Te doy gracias, Padre celestial, porque no solamente perdonaste mis transgresiones y renovaste la firmeza de mi espíritu (Sal 51:10), sino también porque me diste la promesa segura de la vida eterna. Ciertamente: grande es tu bondad. Siempre de nuevo has mostrado compasión conmigo, pecador indigno que soy, y más aún: me prometes bienes celestiales y un lugar en las moradas eternas. Dichos bienes de la vida perdurable y verdadera son tan grandes que no pueden medirse, tan numerosos que no pueden contarse, tan amplios que no conocen límites, tan preciosos que sobrepasan toda imaginación. Por cierto: ¡grande es, e inmerecida, tu bondad con que me prometes tales tesoros en momentos en que yo todavía ando por este valle de lágrimas! Pues en esta esperanza ya fuimos salvados, dice el apóstol (Ro 8:24); y esta esperanza, afirma, no nos defrauda (Ro 5:5). ¿Por qué, entonces, la barca de mi corazón en que me acompaña Cristo por medio de la fe, por qué esa barca parece hundirse tantas veces en las tormentas de la duda? Tú me diste la promesa de la salvación eterna, oh Dios, que eres el Dios de la verdad, ¿cómo puedo desconfiar entonces de la veracidad inalterable e inmutable de estas palabras? Esta promesa es una promesa basada en tu gracia. Por lo tanto no depende en modo alguno del mérito de mis obras. En cuanto a los favores prometidos puedo tener la misma certeza como la que tengo en cuanto a los favores visibles ya recibidos.

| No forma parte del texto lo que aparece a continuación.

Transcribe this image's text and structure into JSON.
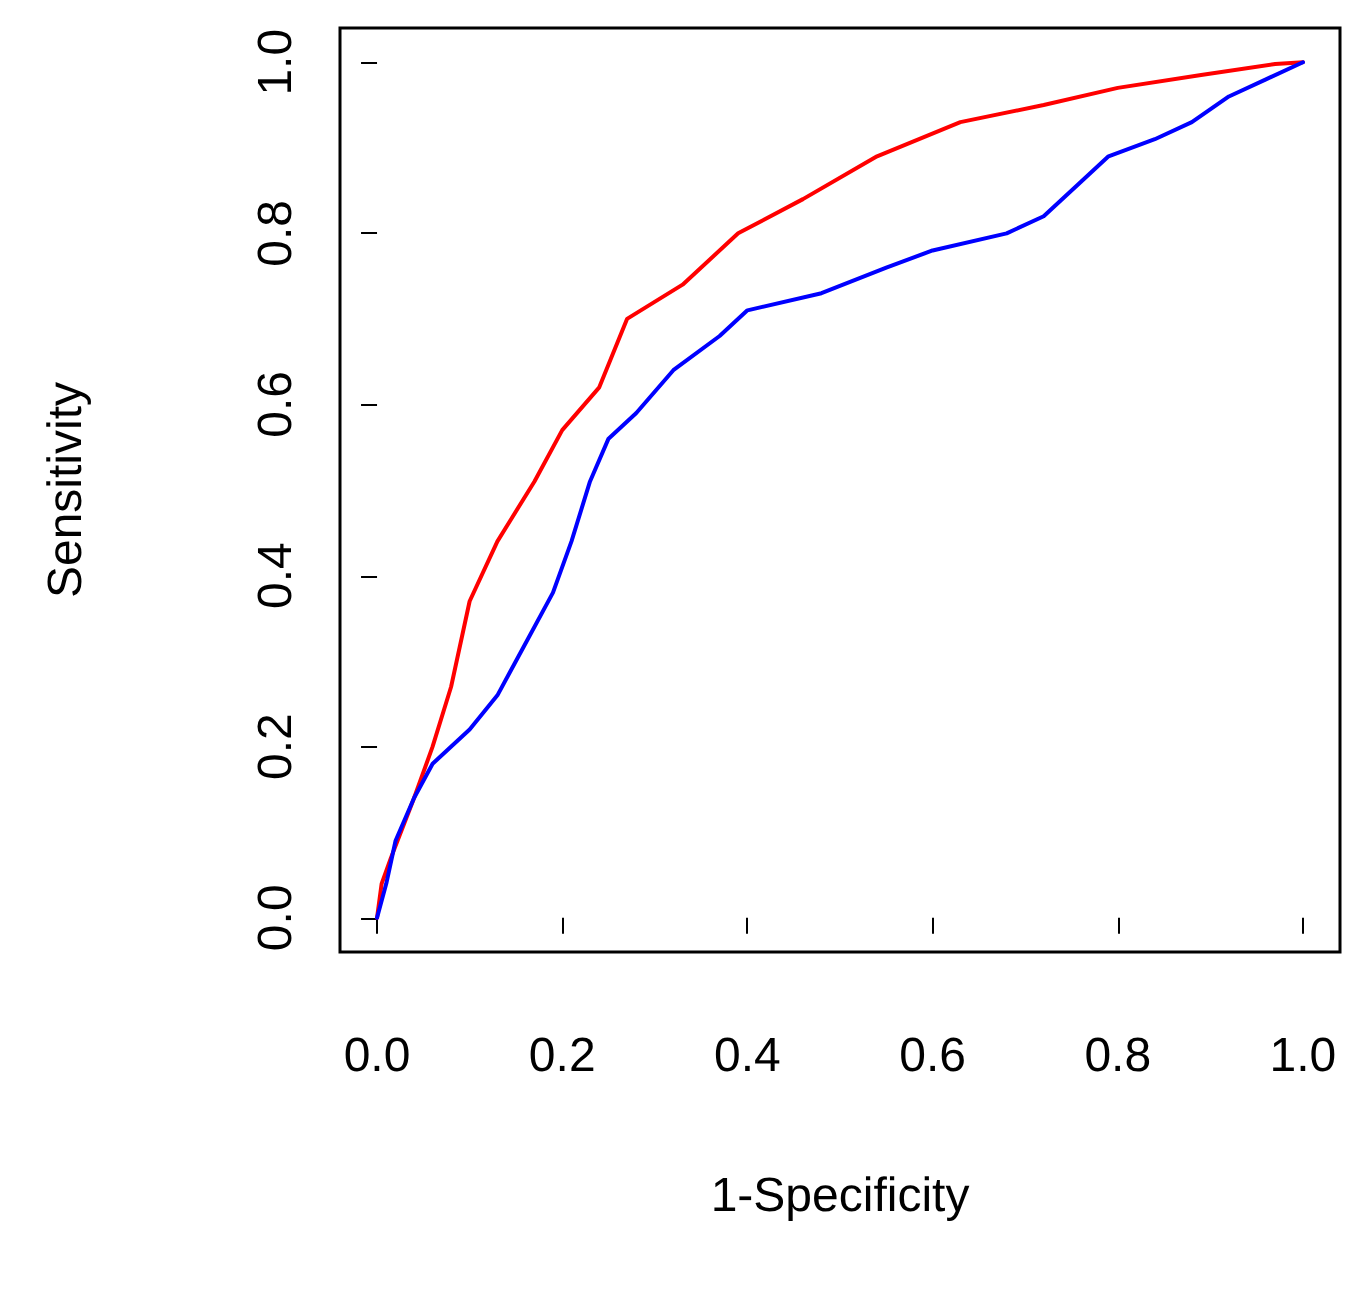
{
  "chart_data": {
    "type": "line",
    "xlabel": "1-Specificity",
    "ylabel": "Sensitivity",
    "xlim": [
      -0.04,
      1.04
    ],
    "ylim": [
      -0.04,
      1.04
    ],
    "xticks": [
      {
        "value": 0,
        "label": "0.0"
      },
      {
        "value": 0.2,
        "label": "0.2"
      },
      {
        "value": 0.4,
        "label": "0.4"
      },
      {
        "value": 0.6,
        "label": "0.6"
      },
      {
        "value": 0.8,
        "label": "0.8"
      },
      {
        "value": 1,
        "label": "1.0"
      }
    ],
    "yticks": [
      {
        "value": 0,
        "label": "0.0"
      },
      {
        "value": 0.2,
        "label": "0.2"
      },
      {
        "value": 0.4,
        "label": "0.4"
      },
      {
        "value": 0.6,
        "label": "0.6"
      },
      {
        "value": 0.8,
        "label": "0.8"
      },
      {
        "value": 1,
        "label": "1.0"
      }
    ],
    "grid": false,
    "marker": "none",
    "line_style": "solid",
    "series": [
      {
        "color": "#ff0000",
        "x": [
          0,
          0.005,
          0.015,
          0.04,
          0.06,
          0.08,
          0.1,
          0.13,
          0.17,
          0.2,
          0.24,
          0.27,
          0.33,
          0.39,
          0.46,
          0.54,
          0.63,
          0.72,
          0.8,
          0.89,
          0.97,
          1
        ],
        "values": [
          0,
          0.04,
          0.07,
          0.14,
          0.2,
          0.27,
          0.37,
          0.44,
          0.51,
          0.57,
          0.62,
          0.7,
          0.74,
          0.8,
          0.84,
          0.89,
          0.93,
          0.95,
          0.97,
          0.985,
          0.998,
          1
        ]
      },
      {
        "color": "#0000ff",
        "x": [
          0,
          0.01,
          0.02,
          0.04,
          0.06,
          0.1,
          0.13,
          0.16,
          0.19,
          0.21,
          0.23,
          0.25,
          0.28,
          0.32,
          0.37,
          0.4,
          0.48,
          0.55,
          0.6,
          0.68,
          0.72,
          0.76,
          0.79,
          0.84,
          0.88,
          0.92,
          0.96,
          1
        ],
        "values": [
          0,
          0.04,
          0.09,
          0.14,
          0.18,
          0.22,
          0.26,
          0.32,
          0.38,
          0.44,
          0.51,
          0.56,
          0.59,
          0.64,
          0.68,
          0.71,
          0.73,
          0.76,
          0.78,
          0.8,
          0.82,
          0.86,
          0.89,
          0.91,
          0.93,
          0.96,
          0.98,
          1
        ]
      }
    ]
  }
}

Tú me alimentas con el cuerpo y la sangre de tu Hijo, y me marcas con el sello que es el Espíritu Santo prometido (Ef 1:13). ¿Podrá haber un testimonio más claro para convencerme de que es absolutamente válida la promesa de la salvación eterna? Una y otra vez experimenté que tú estabas conmigo en momentos de angustia (Sal 91:15), ¿cómo no habría de estar yo contigo en los momentos del dulce consuelo de la vida eterna?

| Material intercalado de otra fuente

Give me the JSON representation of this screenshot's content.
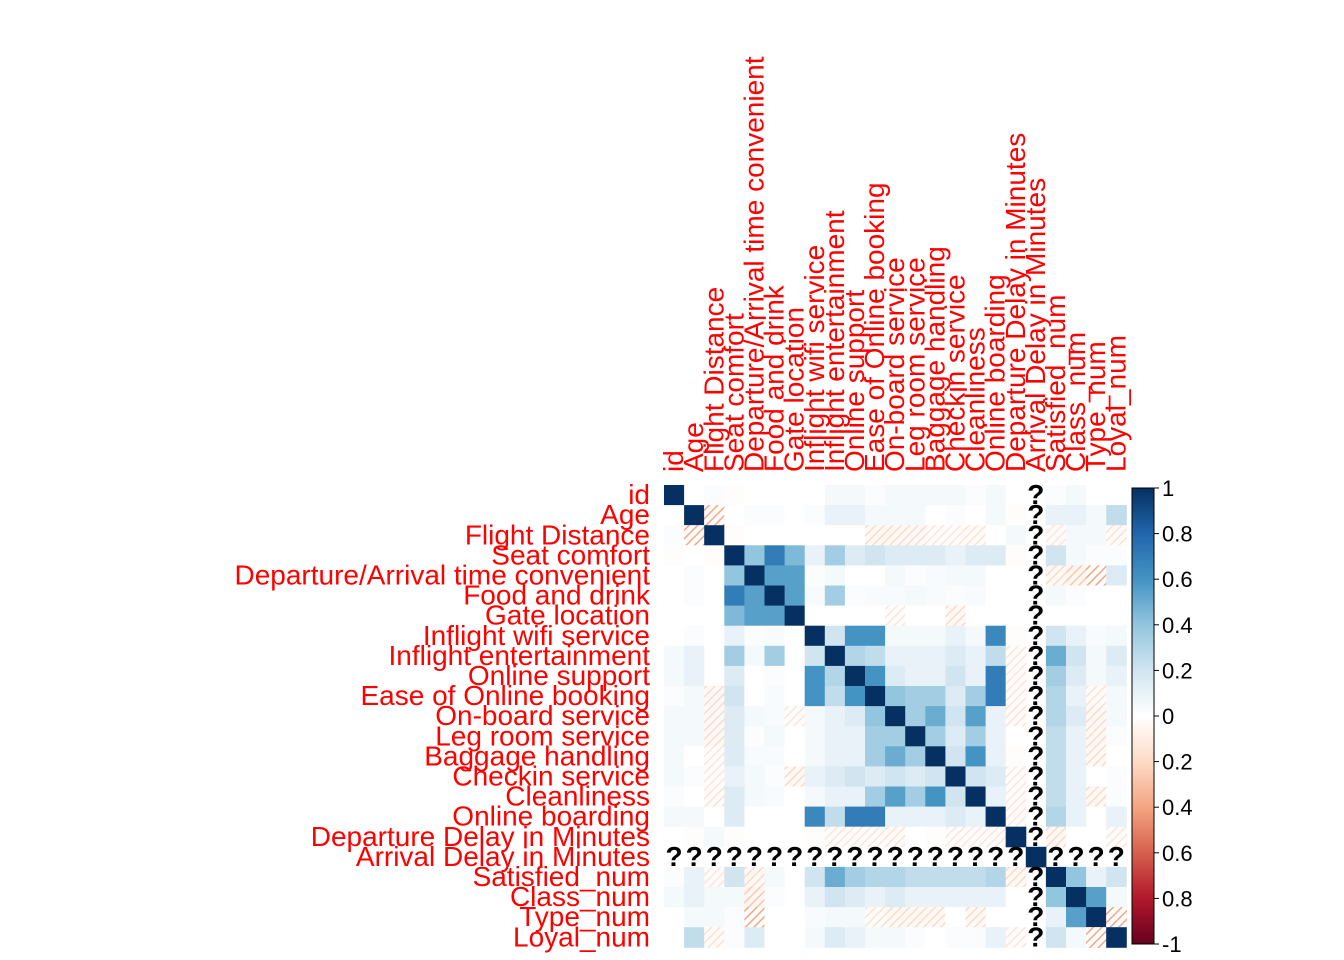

Si me colmas de bienes tan grandes ya en esta tienda de campaña en que vivo (2Co 5:1), ¡qué no me será dado en el palacio del paraíso celestial! Los bienes futuros que me prometes los tengo por tan seguros como los que ya me permites disfrutar en este vida presente. ¡Grande es tu amor por mí! ¡La fidelidad del Señor es eterna (Sal 117:2)! Tu bondad me acompaño en lo pasado, y me seguirá todos los días de mi vida (Sal 23:6). Me acompañó como Dios perdonador en lo pasado, y me seguirá acompañando en la glorificación venidera. Me dio las fuerzas para poder llevar en lo pasado una vida a tu agrado, y hará que pueda vivir en tu presencia en futuro eterno. Por esto alabaré tu misericordia y tu verdad por siempre. Amén.